Reputation: 41510
What's the underlying type for Tuple in Swift? I see one mention of Tuple in the Swift module but I can't any of the following:
var x: Tuple
var y: Optional<Tuple>
Is Tuple a compiler magic or an actual type in Swift?
Upvotes: 2
Views: 1693
Reputation: 108169
Declaring
let x: Tuple
doesn't make sense for two reasons:
It's pretty much as declaring
let x: Array
which is forbidden as well (the parametric type is missing)
The difference here is also that Tuple
is not a type per se. A tuple type is defined by both the types of the elements it holds and their number.
So a Tuple
type doesn't make sense, rather you will have several types Tuple2
, Tuple3
and so on. Each TupleX
has have X
type parameters, which will define the concrete type once provided.
In swift the compiler creates this types for you (I have no references for that, but it's the only reasonable assumption I can make), probably up to a finite number (which I still haven't found).
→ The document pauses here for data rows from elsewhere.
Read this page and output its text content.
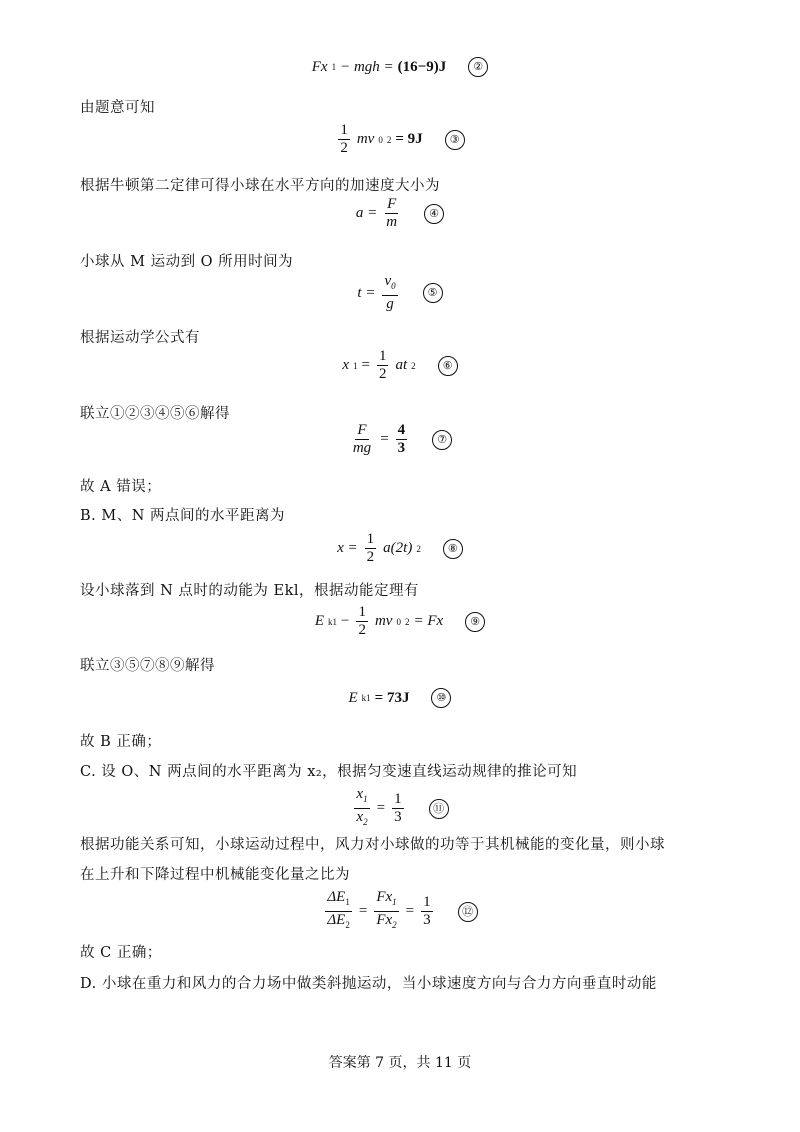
Fx 1 − mgh = (16−9)J	②
由题意可知
$\frac{1}{2}$ mv 0 2 = 9J	③
根据牛顿第二定律可得小球在水平方向的加速度大小为
$a = \frac{F}{m}$	④
小球从 M 运动到 O 所用时间为
$t = \frac{v_0}{g}$	⑤
根据运动学公式有
x $1 = \frac{1}{2}$ at 2	⑥
联立①②③④⑤⑥解得
$\frac{F}{mg} = \frac{4}{3}$	⑦
故 A 错误；
B. M、N 两点间的水平距离为
$x = \frac{1}{2} a(2t)$ 2	⑧
设小球落到 N 点时的动能为 Ekl，根据动能定理有
E $k1 - \frac{1}{2}$ mv 0 2 = Fx	⑨
联立③⑤⑦⑧⑨解得
E k1 = 73J	⑩
故 B 正确；
C. 设 O、N 两点间的水平距离为 x₂，根据匀变速直线运动规律的推论可知
$\frac{x_1}{x_2} = \frac{1}{3}$	⑪
根据功能关系可知，小球运动过程中，风力对小球做的功等于其机械能的变化量，则小球
在上升和下降过程中机械能变化量之比为
$\frac{\Delta E_1}{\Delta E_2} = \frac{Fx_1}{Fx_2} = \frac{1}{3}$	⑫
故 C 正确；
D. 小球在重力和风力的合力场中做类斜抛运动，当小球速度方向与合力方向垂直时动能
答案第 7 页，共 11 页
The naming of this types doesn't look to be explicit, so you won't find a Tuple2
, but instead you'll have a ($T1, $T2)
type.
To sum it up, declaring a Tuple
parameter is meaningless for several reasons, but you can surely have something like
var x: (Int, String)
or
var y: Optional<(Int, String)>
and so on.
To further clarify my point, here's why Tuple2
and Tuple3
need to be two different types:
class Tuple2<T1,T2> {
init (_ e1: T1, _ e2: T2) {}
}
class Tuple3<T1,T2,T3> {
init (_ e1: T1, _ e2: T2, _ e3: T3) {}
}
Tuple2(1, "string")
Tuple3(1, "string", ["an", "array"])
This is probably similar to what the compiler generates, and you can easily see that each TupleX
takes a different number of type parameters, hence we need to define a type for each X.
Upvotes: 8
Reputation: 14851
This is just an educated guess, but what happens is probably the compiler treating tuples as instances of generic tuple classes (or structs). That is how Scala handles tuples.
Upvotes: 0
Reputation: 7501
I think it's like Anonymous Types in .net
For example, in C# you can do the following
var v = new { Amount = 108, Message = "Hello" }
just like in a Swift Tuple.
Therefore, I think it's much likely a compiler magic.
Upvotes: 0
Reputation: 3394
According to Apple's Swift book: Tuples group multiple values into a single compound value. The values within a tuple can be of any type and do not have to be of the same type as each other.